Wednesday, September 8, 2010

Sarah's Key, by Tatiana De Rosnay ****

Sarah's Key: A Novel

Description:
De Rosnay's U.S. debut fictionalizes the 1942 Paris roundups and deportations, in which thousands of Jewish families were arrested, held at the Vélodrome d'Hiver outside the city, then transported to Auschwitz. Forty-five-year-old Julia Jarmond, American by birth, moved to Paris when she was 20 and is married to the arrogant, unfaithful Bertrand Tézac, with whom she has an 11-year-old daughter. Julia writes for an American magazine and her editor assigns her to cover the 60th anniversary of the Vél' d'Hiv' roundups. Julia soon learns that the apartment she and Bertrand plan to move into was acquired by Bertrand's family when its Jewish occupants were dispossessed and deported 60 years before. She resolves to find out what happened to the former occupants: Wladyslaw and Rywka Starzynski, parents of 10-year-old Sarah and four-year-old Michel. The more Julia discovers—especially about Sarah, the only member of the Starzynski family to survive—the more she uncovers about Bertrand's family, about France and, finally, herself.

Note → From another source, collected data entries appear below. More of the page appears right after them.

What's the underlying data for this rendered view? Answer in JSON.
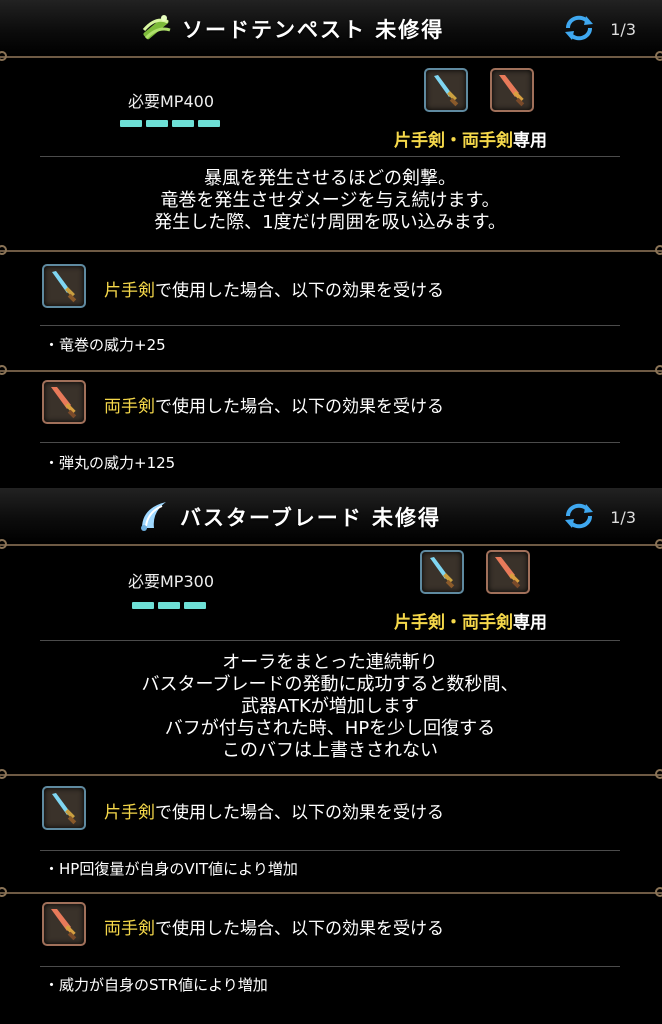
{
  "skills": [
    {
      "title": "ソードテンペスト 未修得",
      "page": "1/3",
      "mp": "必要MP400",
      "mp_pips": 4,
      "restriction": {
        "one": "片手剣",
        "sep": "・",
        "two": "両手剣",
        "suffix": "専用"
      },
      "description": [
        "暴風を発生させるほどの剣撃。",
        "竜巻を発生させダメージを与え続けます。",
        "発生した際、1度だけ周囲を吸い込みます。"
      ],
      "effects": [
        {
          "weapon": "片手剣",
          "text": "で使用した場合、以下の効果を受ける",
          "bullet": "・竜巻の威力+25",
          "icon": "one-handed-sword-icon"
        },
        {
          "weapon": "両手剣",
          "text": "で使用した場合、以下の効果を受ける",
          "bullet": "・弾丸の威力+125",
          "icon": "two-handed-sword-icon"
        }
      ],
      "icon": "wind-sword-skill-icon"
    },
    {
      "title": "バスターブレード 未修得",
      "page": "1/3",
      "mp": "必要MP300",
      "mp_pips": 3,
      "restriction": {
        "one": "片手剣",
        "sep": "・",
        "two": "両手剣",
        "suffix": "専用"
      },
      "description": [
        "オーラをまとった連続斬り",
        "バスターブレードの発動に成功すると数秒間、",
        "武器ATKが増加します",
        "バフが付与された時、HPを少し回復する",
        "このバフは上書きされない"
      ],
      "effects": [
        {
          "weapon": "片手剣",
          "text": "で使用した場合、以下の効果を受ける",
          "bullet": "・HP回復量が自身のVIT値により増加",
          "icon": "one-handed-sword-icon"
        },
        {
          "weapon": "両手剣",
          "text": "で使用した場合、以下の効果を受ける",
          "bullet": "・威力が自身のSTR値により増加",
          "icon": "two-handed-sword-icon"
        }
      ],
      "icon": "buster-blade-skill-icon"
    }
  ],
  "colors": {
    "accent_yellow": "#f5d84a",
    "mp_pip": "#6ee0d6",
    "rail": "#6e5a44"
  }
}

Already translated into 15 languages, the novel is De Rosnay's 10th (but her first written in English, her first language). It beautifully conveys Julia's conflicting loyalties, and makes Sarah's trials so riveting, her innocence so absorbing, that the book is hard to put down.

This book is really two stories in one. The first story is about a young Jewish girl (Sarah) in Paris whose family was killed during the WWII. It gives a fictional but very disturbing account of how Sarah and her family are rounded up, left for days to wonder and worry and then separated and shipped off individually to be killed in the gas chambers. This part of the book is horrifying and disturbing. I hated every page of it, because it upset me so much; but that was the author's intension, no doubt; and very well done. (So well done that I had to set the book aside for a few days to take a break, and read something completely different.)

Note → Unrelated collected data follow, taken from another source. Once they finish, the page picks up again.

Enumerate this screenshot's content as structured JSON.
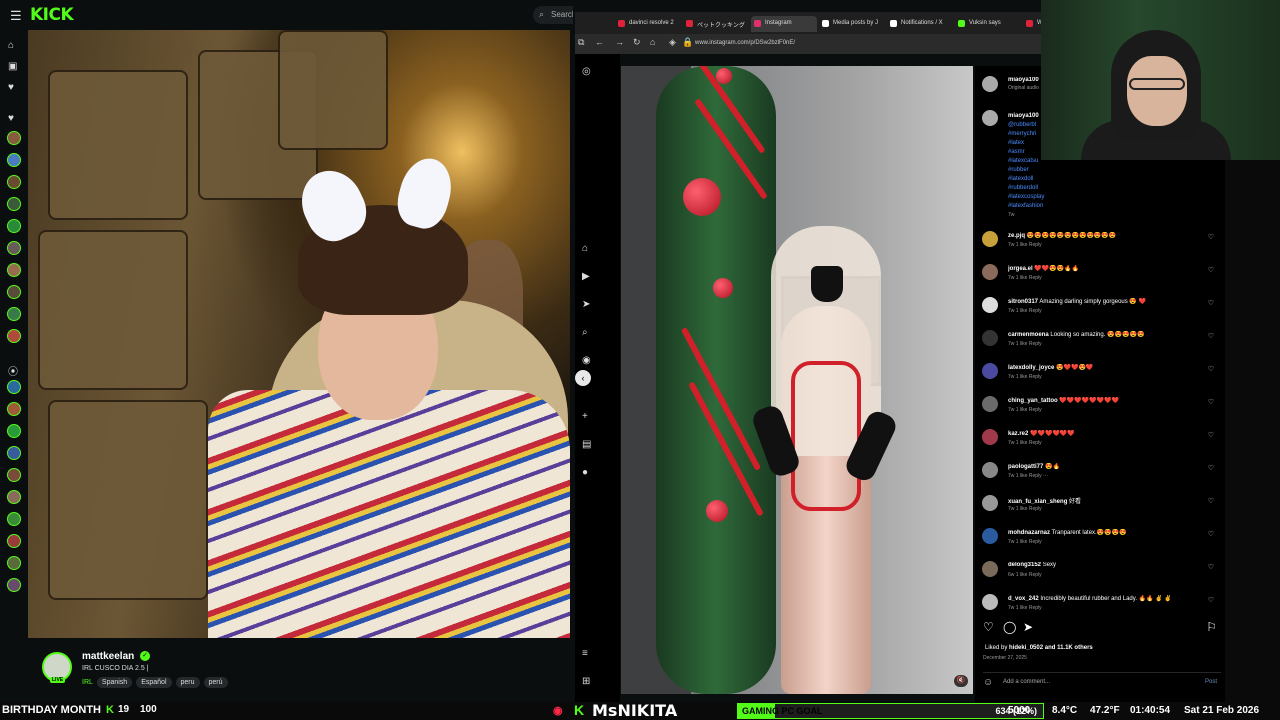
{
  "kick": {
    "logo": "KICK",
    "search_placeholder": "Search",
    "streamer": {
      "name": "mattkeelan",
      "title": "IRL CUSCO DIA 2.5 |",
      "category": "IRL",
      "tags": [
        "Spanish",
        "Español",
        "peru",
        "perú"
      ],
      "live_label": "LIVE"
    }
  },
  "browser": {
    "tabs": [
      {
        "label": "davinci resolve 2",
        "color": "#e0223a"
      },
      {
        "label": "ペットクッキング",
        "color": "#e0223a"
      },
      {
        "label": "Instagram",
        "color": "#e1306c",
        "active": true
      },
      {
        "label": "Media posts by J",
        "color": "#ffffff"
      },
      {
        "label": "Notifications / X",
        "color": "#ffffff"
      },
      {
        "label": "Vuksin says",
        "color": "#53fc18"
      },
      {
        "label": "W",
        "color": "#e0223a"
      }
    ],
    "url": "www.instagram.com/p/DSw2bzlF0nE/"
  },
  "instagram": {
    "op": [
      {
        "user": "miaoya100",
        "sub": "Original audio"
      },
      {
        "user": "miaoya100",
        "hashtags": [
          "@rubberbl",
          "#merrychri",
          "#latex",
          "#asmr",
          "#latexcatsu",
          "#rubber",
          "#latexdoll",
          "#rubberdoll",
          "#latexcosplay",
          "#latexfashion"
        ],
        "age": "7w"
      }
    ],
    "comments": [
      {
        "user": "ze.pjq",
        "text": "😍😍😍😍😍😍😍😍😍😍😍😍",
        "meta": "7w   1 like   Reply"
      },
      {
        "user": "jorgea.el",
        "text": "❤️❤️😍😍🔥🔥",
        "meta": "7w   1 like   Reply"
      },
      {
        "user": "sitron0317",
        "text": "Amazing darling simply gorgeous 😍 ❤️",
        "meta": "7w   1 like   Reply"
      },
      {
        "user": "carmenmoena",
        "text": "Looking so amazing. 😍😍😍😍😍",
        "meta": "7w   1 like   Reply"
      },
      {
        "user": "latexdolly_joyce",
        "text": "😍❤️❤️😍❤️",
        "meta": "7w   1 like   Reply"
      },
      {
        "user": "ching_yan_tattoo",
        "text": "❤️❤️❤️❤️❤️❤️❤️❤️",
        "meta": "7w   1 like   Reply"
      },
      {
        "user": "kaz.re2",
        "text": "❤️❤️❤️❤️❤️❤️",
        "meta": "7w   1 like   Reply"
      },
      {
        "user": "paologatti77",
        "text": "😍🔥",
        "meta": "7w   1 like   Reply   ···"
      },
      {
        "user": "xuan_fu_xian_sheng",
        "text": "好看",
        "meta": "7w   1 like   Reply"
      },
      {
        "user": "mohdnazarnaz",
        "text": "Tranparent latex.😍😍😍😍",
        "meta": "7w   1 like   Reply"
      },
      {
        "user": "delong3152",
        "text": "Sexy",
        "meta": "6w   1 like   Reply"
      },
      {
        "user": "d_vox_242",
        "text": "Incredibly beautiful rubber and Lady. 🔥🔥 ✌️ ✌️",
        "meta": "7w   1 like   Reply"
      }
    ],
    "liked_by_user": "hideki_0502",
    "liked_by_rest": "and 11.1K others",
    "liked_by_prefix": "Liked by",
    "date": "December 27, 2025",
    "add_comment_placeholder": "Add a comment...",
    "post_label": "Post"
  },
  "ticker": {
    "left_text": "BIRTHDAY MONTH",
    "left_count": "19",
    "left_pct": "100",
    "brand": "MsNIKITA",
    "goal_label": "GAMING PC GOAL",
    "goal_count": "634 (12%)",
    "goal_progress": 0.12,
    "amount": "5000",
    "temp": "8.4°C",
    "temp_f": "47.2°F",
    "time": "01:40:54",
    "date": "Sat 21 Feb 2026"
  }
}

The second storyline in the book is about a journalist who discovers Sarah's story 60 years later, and how she's affected. This part of the book doesn't hit home nearly as much. I could probably have taken or left it; but I suspect that the author used the journalist, her research and her reactions to deliver Sarah's story so that she could break it up and make it easier to take. Otherwise, I think the book would have been too upsetting for most to read.

I'm torn on this one. It was a well written book on a subject about which we should all be more aware. However, I can honestly say that I didn't like it. Not because of the writing style, or character representation: I didn't like it because I don't like to read about others' suffering. I don't know how anybody could not be horribly disturbed while reading this book. Job well done on that front by the author... I just think of books like this as more of an obligation than entertainment.


Sarah's Key

Free to a Good Home, by Eve Marie Mont ****

Free To A Good Home

Description:
Noelle Ryan works as a veterinary technician at a New England animal shelter, helping pets find homes. If only it were as easy to find one for herself. After discovering she can't have children-and watching her marriage fall apart after a shocking revelation by her husband-she feels as sad and lost as the strays she rescues.

She can't seem to get over her ex, Jay. Unfortunately, all Jay wants from her is a huge favor: serving as caretaker for his elderly mother, who blames Noelle for the breakup. While Jay heads off to Atlanta to live the life of a bachelor, Noelle is left only with her Great Dane, Zeke, to comfort her. But when a carefree musician named Jasper tugs at her heartstrings, giving her a second chance at life- and at love- Noelle comes to realize that home is truly where the heart is.

OK, let's be honest here: This book is fluff with very little substance. I bought it because the photographer who did the cover shot has a blog that I love, and the dog in the picture is hers. (I can't post a link to Erin Vey's blog right now because it's been infected with malware - but you should really Google her or look her up on Facebook.) I wasn't in any sort of hurry to read it until I started reading Sarah's Key, by Tatiana De Rosnay. That book was so heavy and disturbing that I had to take a break and went looking for something a lot lighter... this was the perfect contrast, and I breezed through it in a night.

For some reason this book had the same appeal to me as Twilight did (except for the lack of vampires, condescending hero and twit of a heroine); so if you liked Twilight, I think you'll like this one too. Suffice to say, it's a sweet love story. He treats her well. She's got a brain in her head. They both make mistakes, which they work through; and then they fall in love.

If only it were that easy in real life.